I believe Cage disliked a musician's taste or cliche sneaking into the performance of a musical piece. I guess he might have accepted unintentional mistakes or accidents. I read that Cage was very specific about the right way of performance of his pieces. I am not saying listeners should follow his judgements, though.

For example, Crismani's performance of Études Australes sounds almost romantic, very different from Sultan's or Liebner's. Although I am not sure, I suspect there are large differences from the score, which are probably from his purposeful interpretation. I am very curious what Cage would have said about the Crismani's rendition. (Personally, I like it as well as other pianists' recordings.)


----------



## Triplets (Sep 4, 2014)

mmsbls said:


> I would agree with Sonatas and Interludes for Prepared Piano. I think many people would be rather surprised to hear some piano works from his CD _In a Landscape_.

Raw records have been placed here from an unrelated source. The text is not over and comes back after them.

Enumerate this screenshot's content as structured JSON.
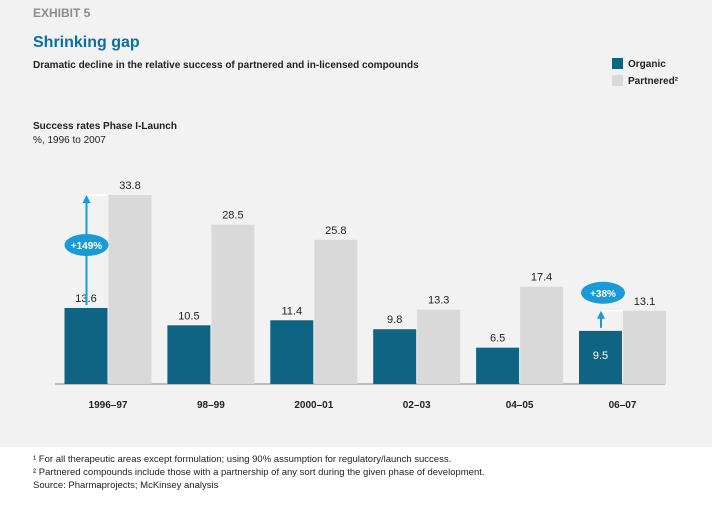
{
  "chart_data": {
    "type": "bar",
    "exhibit": "EXHIBIT 5",
    "title": "Shrinking gap",
    "subtitle": "Dramatic decline in the relative success of partnered and in-licensed compounds",
    "axis_title": "Success rates Phase I-Launch",
    "axis_subtitle": "%, 1996 to 2007",
    "categories": [
      "1996–97",
      "98–99",
      "2000–01",
      "02–03",
      "04–05",
      "06–07"
    ],
    "series": [
      {
        "name": "Organic",
        "color": "#0e6482",
        "values": [
          13.6,
          10.5,
          11.4,
          9.8,
          6.5,
          9.5
        ]
      },
      {
        "name": "Partnered²",
        "color": "#d9d9d9",
        "values": [
          33.8,
          28.5,
          25.8,
          13.3,
          17.4,
          13.1
        ]
      }
    ],
    "annotations": [
      "+149%",
      "+38%"
    ],
    "footnotes": [
      "¹ For all therapeutic areas except formulation; using 90% assumption for regulatory/launch success.",
      "² Partnered compounds include those with a partnership of any sort during the given phase of development.",
      "Source: Pharmaprojects; McKinsey analysis"
    ]
  }
}
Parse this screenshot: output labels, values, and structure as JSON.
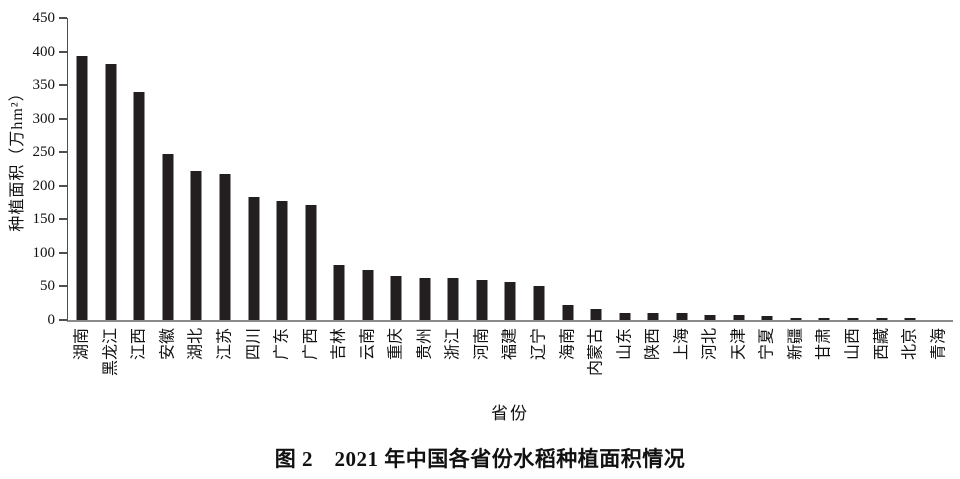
{
  "figure": {
    "caption": "图 2　2021 年中国各省份水稻种植面积情况"
  },
  "chart_data": {
    "type": "bar",
    "title": "图 2 2021 年中国各省份水稻种植面积情况",
    "xlabel": "省份",
    "ylabel": "种植面积（万hm²）",
    "ylim": [
      0,
      450
    ],
    "yticks": [
      0,
      50,
      100,
      150,
      200,
      250,
      300,
      350,
      400,
      450
    ],
    "grid": false,
    "legend": "none",
    "bar_color": "#231f20",
    "categories": [
      "湖南",
      "黑龙江",
      "江西",
      "安徽",
      "湖北",
      "江苏",
      "四川",
      "广东",
      "广西",
      "吉林",
      "云南",
      "重庆",
      "贵州",
      "浙江",
      "河南",
      "福建",
      "辽宁",
      "海南",
      "内蒙古",
      "山东",
      "陕西",
      "上海",
      "河北",
      "天津",
      "宁夏",
      "新疆",
      "甘肃",
      "山西",
      "西藏",
      "北京",
      "青海"
    ],
    "values": [
      394,
      381,
      340,
      247,
      222,
      218,
      184,
      178,
      172,
      82,
      74,
      65,
      63,
      62,
      59,
      57,
      50,
      22,
      16,
      11,
      10.5,
      10,
      8,
      7,
      6,
      3.5,
      1.5,
      1.5,
      1.5,
      1.5,
      0.2
    ]
  }
}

Can someone recommend a recording for those who wish to explore?


----------



## Myriadi (Mar 6, 2016)

SONNET CLV said:


> That's odd. I never noticed the mistakes and wrong notes in these Cage piano pieces. Shame on me. My ears must be better atuned to Mozart and Beethoven, 'cause I do occasionally catch mistakes here and there in performances of their music.


I like to follow the score when listening to music, and I have some Cage scores, that's all.



SONNET CLV said:


> Then again, is it possible to have a wrong note in a Cage work? After all, Cage was open to random, outside sounds that interpolated themselves into his musical pieces.


tortkis beat me to it. I've read quite a few books on/by Cage; I'm pretty sure he would not want a performer's personal preferences/stylistic mannerisms to get in the way of the music. After all, the fully notated pieces were composed so that they would actually exclude anything other than chance governing the sounds, so you have to remain faithful to the score if you want the result to really be chance-derived. (Not sure if this is making sense, but it's hard for me to think in English at this late hour, and after a full day of unpleasant pranks... Anyway, tortkis put it way better than I could.)


----------



## Myriadi (Mar 6, 2016)

Triplets said:


> Can someone recommend a recording for those who wish to explore?


mmsbls already mentioned the _In a Landscape_ CD by Drury, but if you're referring to the _Sonatas and Interludes_, I like the versions by Tilbury and Vandre, and the old Berman recording on Naxos isn't bad at all, if a bit dry.


----------



## Sloe (May 9, 2014)

Second Construction

He could make good music when he wanted to.


----------